Drawing a robin is not difficult, but you will have to set some time aside for the task.

Draw a circle to represent the robin's head and add guidelines for where you later plan to draw the face and beak. Draw a contoured neck line and attach it to a second circle shape that will later represent the chest and torso of the bird. Draw the shape of an anchor to represent the back end of the robin. Add lines to represent limbs and the tail line.

Draw out the shape of the head and beak. Add definition and detail to the bill. Draw the bill so that it is slightly curved downward. Draw out the small circular shaped eye and colour in the pupil with a black coloured pencil. Draw the circle around the eye with a heavy black line to separate it from the rest of the bird's head. Add detailing under the beak in the form of a small patch of feathers that will be lighter in colour than the rest of the robin's head.

Sketch the shape and style of the robin's wing. Draw each wing feather a different length to add texture.
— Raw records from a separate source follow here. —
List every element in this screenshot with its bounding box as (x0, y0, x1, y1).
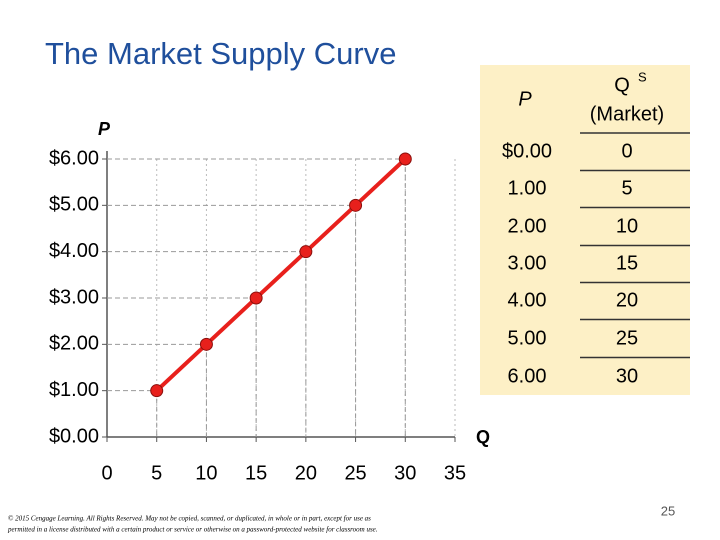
chart-title: The Market Supply Curve (45, 36, 396, 71)
table-cell: 1.00 (508, 177, 547, 199)
x-tick-label: 35 (444, 462, 466, 484)
y-tick-label: $0.00 (49, 425, 99, 447)
table-cell: 30 (616, 365, 638, 387)
table-header: (Market) (590, 103, 664, 125)
table-header: P (518, 88, 532, 110)
x-tick-label: 15 (245, 462, 267, 484)
x-tick-label: 20 (295, 462, 317, 484)
point (249, 291, 263, 305)
y-axis-label: P (98, 119, 111, 139)
point (299, 245, 313, 259)
footer-line: permitted in a license distributed with … (7, 526, 378, 534)
table-cell: 6.00 (508, 365, 547, 387)
table-header-sup: S (638, 69, 647, 84)
x-tick-label: 5 (151, 462, 162, 484)
y-tick-label: $3.00 (49, 286, 99, 308)
footer-line: © 2015 Cengage Learning. All Rights Rese… (8, 515, 371, 523)
supply-line (155, 157, 407, 393)
table-cell: $0.00 (502, 140, 552, 162)
table-background (480, 65, 690, 395)
point (199, 337, 213, 351)
x-tick-label: 30 (394, 462, 416, 484)
x-tick-label: 0 (101, 462, 112, 484)
table-cell: 25 (616, 327, 638, 349)
table-cell: 10 (616, 215, 638, 237)
table-cell: 5 (621, 177, 632, 199)
table-cell: 0 (621, 140, 632, 162)
point (398, 152, 412, 166)
y-tick-label: $2.00 (49, 333, 99, 355)
point (349, 198, 363, 212)
table-cell: 3.00 (508, 252, 547, 274)
y-tick-label: $4.00 (49, 240, 99, 262)
y-tick-label: $1.00 (49, 379, 99, 401)
point (150, 384, 164, 398)
y-tick-label: $5.00 (49, 194, 99, 216)
table-cell: 2.00 (508, 215, 547, 237)
x-axis-label: Q (476, 427, 490, 447)
table-header: Q (614, 74, 630, 96)
table-cell: 20 (616, 289, 638, 311)
x-tick-label: 25 (344, 462, 366, 484)
table-cell: 15 (616, 252, 638, 274)
y-tick-label: $6.00 (49, 147, 99, 169)
page-number: 25 (661, 503, 675, 518)
x-tick-label: 10 (195, 462, 217, 484)
table-cell: 5.00 (508, 327, 547, 349)
table-cell: 4.00 (508, 289, 547, 311)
Use sweeping lines to show the placement of various feathers on the wing. Shade the wing so it appears lighter on the bottom than on top. Fade your shading downward on the wing. Draw the feathery marking ring line around the robin's neck and add shading and colour to the ring to indicate that it is soft and a different colour than the rest of the robin's head.

Sketch the rest of the chest and belly. Make the chest appear to puff out a bit by drawing it bulging slightly. Draw the belly to be appear full and rounded. Work that same lining into the robin's thighs and back end. Focus your shading to indicate the separate parts of the bird. Sketch out the shape and style of the tail and add feathers of different lengths to the tail. Draw longer feathers at the top of the tail and shorter feathers as the tail moves downward. Shade the tail feathers so that they are slightly darker at the top and lighter as they move down. Draw two bird legs that are contoured and bent slightly backward. Draw the lines extra dark and add lighter shading inside the lines. Draw the small lines of the talons of the bird to indicate that they are bent around a branch.
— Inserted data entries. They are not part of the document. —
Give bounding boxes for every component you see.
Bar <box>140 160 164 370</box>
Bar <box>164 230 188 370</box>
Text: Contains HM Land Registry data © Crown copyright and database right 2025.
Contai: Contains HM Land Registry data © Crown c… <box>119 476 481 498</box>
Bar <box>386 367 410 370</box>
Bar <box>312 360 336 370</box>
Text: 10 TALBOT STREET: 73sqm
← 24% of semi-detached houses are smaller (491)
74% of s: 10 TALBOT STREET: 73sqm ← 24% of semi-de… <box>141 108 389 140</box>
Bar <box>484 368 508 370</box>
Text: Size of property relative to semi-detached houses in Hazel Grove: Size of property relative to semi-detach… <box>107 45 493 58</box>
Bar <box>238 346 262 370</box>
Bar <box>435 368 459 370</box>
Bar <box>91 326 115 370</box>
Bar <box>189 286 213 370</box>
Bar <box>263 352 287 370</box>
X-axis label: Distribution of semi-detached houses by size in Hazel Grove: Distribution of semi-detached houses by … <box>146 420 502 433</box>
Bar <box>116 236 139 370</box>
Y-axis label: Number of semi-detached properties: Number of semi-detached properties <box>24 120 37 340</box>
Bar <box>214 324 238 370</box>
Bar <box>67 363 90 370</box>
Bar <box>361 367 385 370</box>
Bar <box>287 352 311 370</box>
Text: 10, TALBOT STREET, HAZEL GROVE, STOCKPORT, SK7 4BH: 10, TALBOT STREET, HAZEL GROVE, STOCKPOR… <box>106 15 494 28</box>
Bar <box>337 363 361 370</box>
Draw out the tree branch to add a sense of nature. Make the branch thicker at the base and thin it out as it moves to the point where the bird will stand on it. Add detailing and definition to the branch. Include lines to indicate bark and draw small leaves. Shade the branch darker at the top and lighter towards the bottom to make it appear more realistic. Draw the robin's feet clutched around the branch. Erase the guidelines and shapes that you drew in Step 1.
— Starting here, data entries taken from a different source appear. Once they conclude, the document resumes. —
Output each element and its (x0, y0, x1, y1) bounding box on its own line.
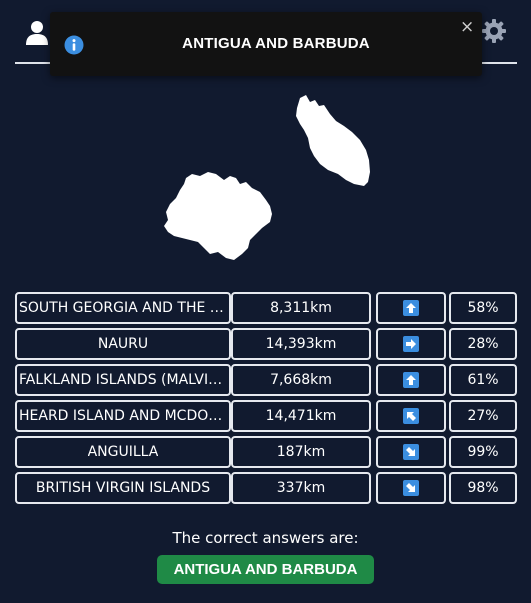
guess-country-name: NAURU (15, 328, 231, 360)
info-icon (64, 35, 84, 55)
arrow-up-icon (403, 372, 419, 388)
arrow-down-right-icon (403, 444, 419, 460)
guess-proximity: 58% (449, 292, 517, 324)
correct-answer-badge: ANTIGUA AND BARBUDA (157, 555, 374, 584)
guess-distance: 7,668km (231, 364, 371, 396)
barbuda-island-shape (296, 95, 370, 186)
guess-row: FALKLAND ISLANDS (MALVINAS) 7,668km 61% (15, 364, 517, 396)
guess-proximity: 99% (449, 436, 517, 468)
guess-distance: 187km (231, 436, 371, 468)
gear-icon[interactable] (481, 18, 507, 44)
guess-direction (376, 328, 446, 360)
guess-row: NAURU 14,393km 28% (15, 328, 517, 360)
arrow-right-icon (403, 336, 419, 352)
guess-direction (376, 292, 446, 324)
guess-row: HEARD ISLAND AND MCDONALD ISLANDS 14,471… (15, 400, 517, 432)
guess-proximity: 27% (449, 400, 517, 432)
guess-proximity: 61% (449, 364, 517, 396)
arrow-up-icon (403, 300, 419, 316)
answer-label: The correct answers are: (172, 529, 359, 547)
guess-country-name: ANGUILLA (15, 436, 231, 468)
guess-row: SOUTH GEORGIA AND THE SOUTH SANDWICH ISL… (15, 292, 517, 324)
guess-proximity: 28% (449, 328, 517, 360)
guess-direction (376, 472, 446, 504)
guess-list: SOUTH GEORGIA AND THE SOUTH SANDWICH ISL… (15, 292, 517, 508)
guess-row: BRITISH VIRGIN ISLANDS 337km 98% (15, 472, 517, 504)
guess-direction (376, 436, 446, 468)
guess-direction (376, 400, 446, 432)
guess-direction (376, 364, 446, 396)
arrow-up-left-icon (403, 408, 419, 424)
toast-notification: ANTIGUA AND BARBUDA × (50, 12, 482, 76)
arrow-down-right-icon (403, 480, 419, 496)
guess-distance: 14,471km (231, 400, 371, 432)
guess-country-name: SOUTH GEORGIA AND THE SOUTH SANDWICH ISL… (15, 292, 231, 324)
guess-distance: 8,311km (231, 292, 371, 324)
guess-country-name: BRITISH VIRGIN ISLANDS (15, 472, 231, 504)
toast-title: ANTIGUA AND BARBUDA (182, 35, 370, 52)
guess-proximity: 98% (449, 472, 517, 504)
guess-distance: 14,393km (231, 328, 371, 360)
close-icon[interactable]: × (460, 17, 475, 37)
antigua-island-shape (164, 172, 272, 260)
user-icon[interactable] (25, 20, 49, 46)
guess-distance: 337km (231, 472, 371, 504)
guess-row: ANGUILLA 187km 99% (15, 436, 517, 468)
country-silhouette-map (164, 95, 370, 260)
guess-country-name: FALKLAND ISLANDS (MALVINAS) (15, 364, 231, 396)
guess-country-name: HEARD ISLAND AND MCDONALD ISLANDS (15, 400, 231, 432)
Colour the robin with coloured pencils based on an actual bird that you have seen or a reference photo. Common colours for robins are red and black, orange and brown and blue and brown. The head and wings are usually the darkest colour while the under section and chest are the parts with the brightest colour. For example, you may draw your robin with black feathers that fade to grey as they move downward and then add a bright orange chest and under section for detail and impact.